Bishop Accountability in the News — by Brian Mark Hennessy

Bishop Accountability in the News

  1. Archbishop Anthony Sablan Apuron of Guam accused of sexual abuse.

Very recently, the Vatican announced that the pope had signed off on new measures to remove bishops who fail to respond to abuse allegations. A previous article on these pages reported the event in detail. Pope Francis told the Catholic newspaper La Croix.As a result of committing child sexual abuse, a priest, whose vocation is to lead a child to God, destroys him. He disseminates evil, resentment and distress.” It appears that Pope Francis meant what he said – for following mounting accusations of sexual abuse against Archbishop Apuron of Guam, the Vatican has already announced that Archbishop Anthony Sablan Apuron, who has led the Agana archdiocese for 30 years, must yield his authority – and a Vatican official has been named to oversee the Catholic Church on the Pacific island territory while charges of sexual abuse against children in the 1970s are investigated.

2. Seattle Archbishop J. Peter Sartain is Challenged by his own Review Board

An open letter in the form of an online petition has challenged Seattle Archbishop J. Peter Sartain to address what it charges is the archdiocese’s “incomplete response” to the “clergy abuse crisis.” claims “more is needed if we are to truly protect our youth, heal the wounds caused by this horrific evil, and address the continued alienation of Catholics from their Church.” The letter specifically asks:

  • For the public release of “all files, memoranda, settlements and communications related to credible claims of abuse by all clergy and religious who have ministered in this archdiocese or will do so in the future”;
  • For the empowerment of “a reconstituted Review Board” that would have “broad, independent access to all Church files concerning clergy abuse of minors,” and the “authority to investigate and make recommendations as to policy and discipline for all matters relating to such abuse in the Archdiocese — past, present and future”;
  • That the majority of a new Review Board be “selected by the laity and all of its recommendations made public unless the Archbishop explains in writing to the Catholic community the reasons for not doing so.”
  1. Canon Law Professors Criticises the Vatican for Backing Away from Appointing a Tribunal to Judge Bishops’ Failures


Pope Francis’ move to grant several Vatican offices authority to initiate removal of Catholic bishops negligent in their response to clergy sexual abuse has drawn mixed reviews from canon lawyers and survivors’ advocates, who say the pontiff’s action may not go far enough in stemming the abuse crisis.

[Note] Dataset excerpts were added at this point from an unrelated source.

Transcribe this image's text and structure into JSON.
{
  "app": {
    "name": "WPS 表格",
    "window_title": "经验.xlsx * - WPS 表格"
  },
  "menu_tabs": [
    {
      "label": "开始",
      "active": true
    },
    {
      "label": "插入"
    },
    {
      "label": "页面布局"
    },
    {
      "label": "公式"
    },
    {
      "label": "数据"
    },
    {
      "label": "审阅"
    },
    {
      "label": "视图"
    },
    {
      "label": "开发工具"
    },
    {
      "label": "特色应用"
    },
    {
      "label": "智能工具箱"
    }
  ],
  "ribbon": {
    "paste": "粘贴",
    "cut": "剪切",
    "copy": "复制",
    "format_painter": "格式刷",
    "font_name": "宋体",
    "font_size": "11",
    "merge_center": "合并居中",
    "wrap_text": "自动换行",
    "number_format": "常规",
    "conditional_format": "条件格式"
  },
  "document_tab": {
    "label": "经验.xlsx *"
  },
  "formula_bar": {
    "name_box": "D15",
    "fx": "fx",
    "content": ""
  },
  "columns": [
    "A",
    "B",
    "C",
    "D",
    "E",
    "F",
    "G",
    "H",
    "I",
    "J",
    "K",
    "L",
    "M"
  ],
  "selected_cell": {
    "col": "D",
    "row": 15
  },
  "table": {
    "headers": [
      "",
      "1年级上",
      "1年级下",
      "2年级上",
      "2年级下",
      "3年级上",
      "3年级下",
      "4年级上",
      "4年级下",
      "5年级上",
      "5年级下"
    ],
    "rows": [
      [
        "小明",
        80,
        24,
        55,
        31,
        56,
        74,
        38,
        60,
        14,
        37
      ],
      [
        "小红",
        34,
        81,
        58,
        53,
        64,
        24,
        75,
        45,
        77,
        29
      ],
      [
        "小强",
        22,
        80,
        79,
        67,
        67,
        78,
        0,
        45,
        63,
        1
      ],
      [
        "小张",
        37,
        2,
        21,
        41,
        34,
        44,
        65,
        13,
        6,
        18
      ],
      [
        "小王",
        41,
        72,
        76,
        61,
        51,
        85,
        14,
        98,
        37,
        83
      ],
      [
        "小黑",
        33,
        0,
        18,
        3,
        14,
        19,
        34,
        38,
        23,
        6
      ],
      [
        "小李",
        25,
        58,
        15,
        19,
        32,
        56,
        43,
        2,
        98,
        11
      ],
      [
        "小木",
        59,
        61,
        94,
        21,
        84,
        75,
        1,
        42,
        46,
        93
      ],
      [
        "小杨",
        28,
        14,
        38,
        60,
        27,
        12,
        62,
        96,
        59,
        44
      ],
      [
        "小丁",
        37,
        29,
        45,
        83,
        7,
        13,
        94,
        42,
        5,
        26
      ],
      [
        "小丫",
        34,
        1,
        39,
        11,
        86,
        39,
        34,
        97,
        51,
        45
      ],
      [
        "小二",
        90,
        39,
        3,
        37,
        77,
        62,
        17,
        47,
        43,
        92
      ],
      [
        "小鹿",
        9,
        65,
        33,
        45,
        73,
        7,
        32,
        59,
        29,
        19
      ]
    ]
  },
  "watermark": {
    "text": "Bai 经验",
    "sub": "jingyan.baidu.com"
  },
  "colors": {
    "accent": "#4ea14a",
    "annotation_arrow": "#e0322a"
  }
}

Some experts are expressing confusion over why the pontiff chose not to go forward with a proposal from his Pontifical Commission for the Protection of Minors for a new tribunal tasked specifically with judging bishops in their handling of sexual abuse and instead directed four existing Vatican congregations to take on the work.


In one example, a canon lawyer at the Catholic University of America, Kurt Martens, tweeted that the pope had promised the creation of that new tribunal more than a year ago. With Saturday’s publication of the motu proprio Come una madre amorevole (“Like a loving mother”), that tribunal “seems to get first class funeral,” he said. Mitchell Garabedian, a lawyer in Boston who has been representing clergy sexual abuse victims for decades and was portrayed by Stanley Tucci in the recent film Spotlight, was likewise skeptical. The new law, he said, “is fundamentally flawed because the Catholic Church will once again be investigating itself with regard to clergy sexual abuse. History has shown us that the Catholic Church is incapable of objectively investigating itself in clergy sexual abuse cases,” said Garabedian. “The fox is once again guarding the hen house and children are at risk.”


The U.S. based Survivors Network of those Abused by Priests (SNAP) has issued two separate statements saying they are “highly skeptical” of the new measure. In a statement Sunday they said that while the original plan was to have one specific agency handle bishops who are negligent in sexual abuse matters, “now, instead, it’s supposedly going to be existing agencies … none of which has ever taken real action, or even showed interest in complicit bishops. It’s just like the U.S. bishops’ ‘Dallas Charter,'” said the group, referring to the “Charter for the Protection of Children and Young People” that the U.S. bishops signed in 2002 following intense reporting on the sexual abuse crisis in the Boston archdiocese. “When bishops talked about it, they used clear and tough language,” said SNAP. “But when they wrote it, they got all legalistic and watered it down considerably. Similarly, when Francis talked about holding complicit bishops responsible, he used clear and tough language,” they continued. “But when he finally wrote something, he backed off his own strong words considerably.”